Thanks, good is good enough to try. Good to know. I’ve been reading there’s some training techniques you can use for sensitive varieties by growing them close to the ground and mulching. I’m not sure that it’s worth it for what I’m wanting though.

I met a commercial grower in Quebec who’s growing vinifera low to the ground and protecting it in the winter by covering with a felt like material.

2 Likes

I am still researching and will know more. I am really hoping to get grapes. Don’t get me wrong, I do like muscadines but they are not the same. Thank you though

Hah, I can help.

Been growing in 4b Canada (3x USDA) winters down to -34c.

In my climate i recommend to grow multi-trunk because you will lose trunks.

I have raccoons so grow on a Geneva double curtain to make it harder for them. I also get good sun exposure and airflow. Search my posts for more info. I grow 4 trunks and renew 1 trunk per year or so.

I grow no spray so cane pruning is best for me to avoid a crowded canopy. When I tried spur pruning the airflow decreased so much I had explosion of mildew.

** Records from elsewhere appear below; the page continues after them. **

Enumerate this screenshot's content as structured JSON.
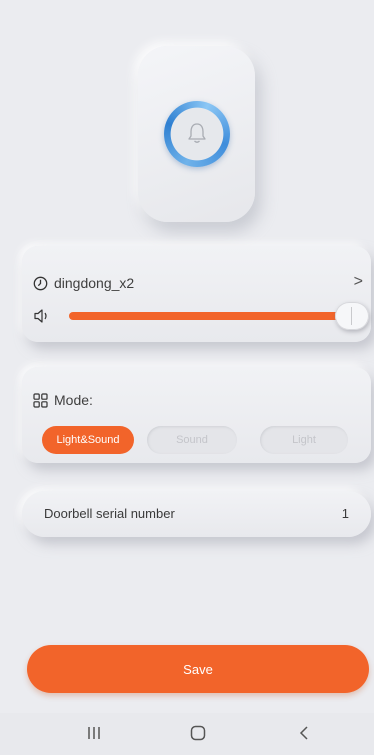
{
  "ringtone": {
    "name": "dingdong_x2",
    "volume_fraction": 1.0
  },
  "mode": {
    "label": "Mode:",
    "options": [
      "Light&Sound",
      "Sound",
      "Light"
    ],
    "selected": "Light&Sound"
  },
  "serial": {
    "label": "Doorbell serial number",
    "value": "1"
  },
  "save": {
    "label": "Save"
  },
  "colors": {
    "accent": "#f2642a",
    "bell_ring": "#3f8ddb",
    "background": "#ebecf0"
  },
  "icons": {
    "ringtone": "clock-icon",
    "volume": "speaker-icon",
    "mode": "grid-icon",
    "chevron": "chevron-right-icon",
    "bell": "bell-icon"
  }
}
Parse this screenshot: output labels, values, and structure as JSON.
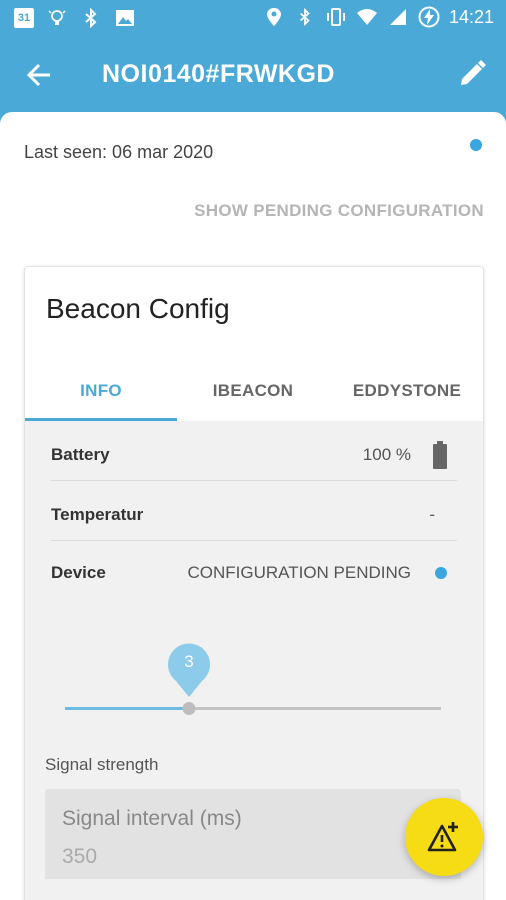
{
  "status_bar": {
    "calendar_day": "31",
    "time": "14:21",
    "left_icons": [
      "calendar-icon",
      "lightbulb-icon",
      "bluetooth-icon",
      "image-icon"
    ],
    "right_icons": [
      "location-icon",
      "bluetooth-icon",
      "vibrate-icon",
      "wifi-icon",
      "cell-signal-icon",
      "battery-charging-icon"
    ]
  },
  "app_bar": {
    "title": "NOI0140#FRWKGD",
    "back_icon": "arrow-back-icon",
    "edit_icon": "pencil-icon"
  },
  "header": {
    "last_seen": "Last seen: 06 mar 2020",
    "pending_link": "SHOW PENDING CONFIGURATION"
  },
  "card": {
    "title": "Beacon Config",
    "tabs": [
      {
        "label": "INFO",
        "active": true
      },
      {
        "label": "IBEACON",
        "active": false
      },
      {
        "label": "EDDYSTONE",
        "active": false
      }
    ],
    "rows": [
      {
        "label": "Battery",
        "value": "100 %"
      },
      {
        "label": "Temperatur",
        "value": "-"
      },
      {
        "label": "Device",
        "value": "CONFIGURATION PENDING"
      }
    ],
    "slider": {
      "value": "3",
      "fraction": 0.33
    },
    "signal_strength_label": "Signal strength",
    "interval": {
      "label": "Signal interval (ms)",
      "value": "350"
    }
  },
  "fab": {
    "icon": "warning-add-icon"
  },
  "colors": {
    "primary": "#4aa9d6",
    "accent_fab": "#f6dc14",
    "status_dot": "#3aa6dd"
  }
}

Bomb proof grapes are Somerset and Bluebell. Only year 2 for these 2 but Brianna and Roland are looking promising. Trollhaugen is up there too. Concord does not die back but I don’t get fruit every year. Candice ripens too late and dies. Vanessa is slightly hardier than Reliance but both would regularly die back to ground. Reliance also seemed to have more issue with powdery mildew. Im also trialing Swenson Red and White, Petite jewel, Kay gray, but it is too early to tell. Valient is small, seedy and sucks compared to others.

Thaw is 1st to 3rd week April with first frost usually 1st week October.

Somerset ripe late August to early sept.
Trollhaugen early sept
Vanessa and Reliance mid to late sept
Roland looks to be mid sept (only couple grapes this year)
Brianna looks to be mid-late sept (only couple grapes this year)
Bluebell and Concord late sept to early October with bluebell about 1-2 weeks before concord.

Somerset is slightly spicy, super sweet and strawberry flavoured.

Bluebell is quite concord like. Skin perhaps a bit thicker with a slight tendancy to split.

3 Likes

Be careful with Pierce’s Disease in the south. It is devastating. I had it so bad that I went to the my county extension office with it. They did some lab work to confirm it as PD. Told me to try the Saturn variety. Could not find it in the stores though. Concords has some resistance in my experience.

PD wiped me out of table grapes. It is a killer. Now growing muscadines.

Travis,

Typically Vitis vinifera are spur pruned on low codons with catch wires above the cordon as they have shorter canes with more upright growth. French American hybrids and American varieties are grown on high trellises with single or double cordons as they have tend to have longer canes that hang down. Your desired table grapes should be trellis on a high cordon 6’ or Geneva Double Curtain. My hybrid vineyard in Iowa used 8’ PT posts with a 6’ top wire and a second catch wire at 3’. I trained my vines to a single trunk using 4’ stakes for the first year; after that the trunks were tall enough to reach the top wire and start my cordons.

Good luck with the vineyard.

Ed

2 Likes

Mars is extremely hardy. Went thru -33 F here and at my Mom’s and at a friend’s garden. I got to taste Mars at my friend’s and I really liked it.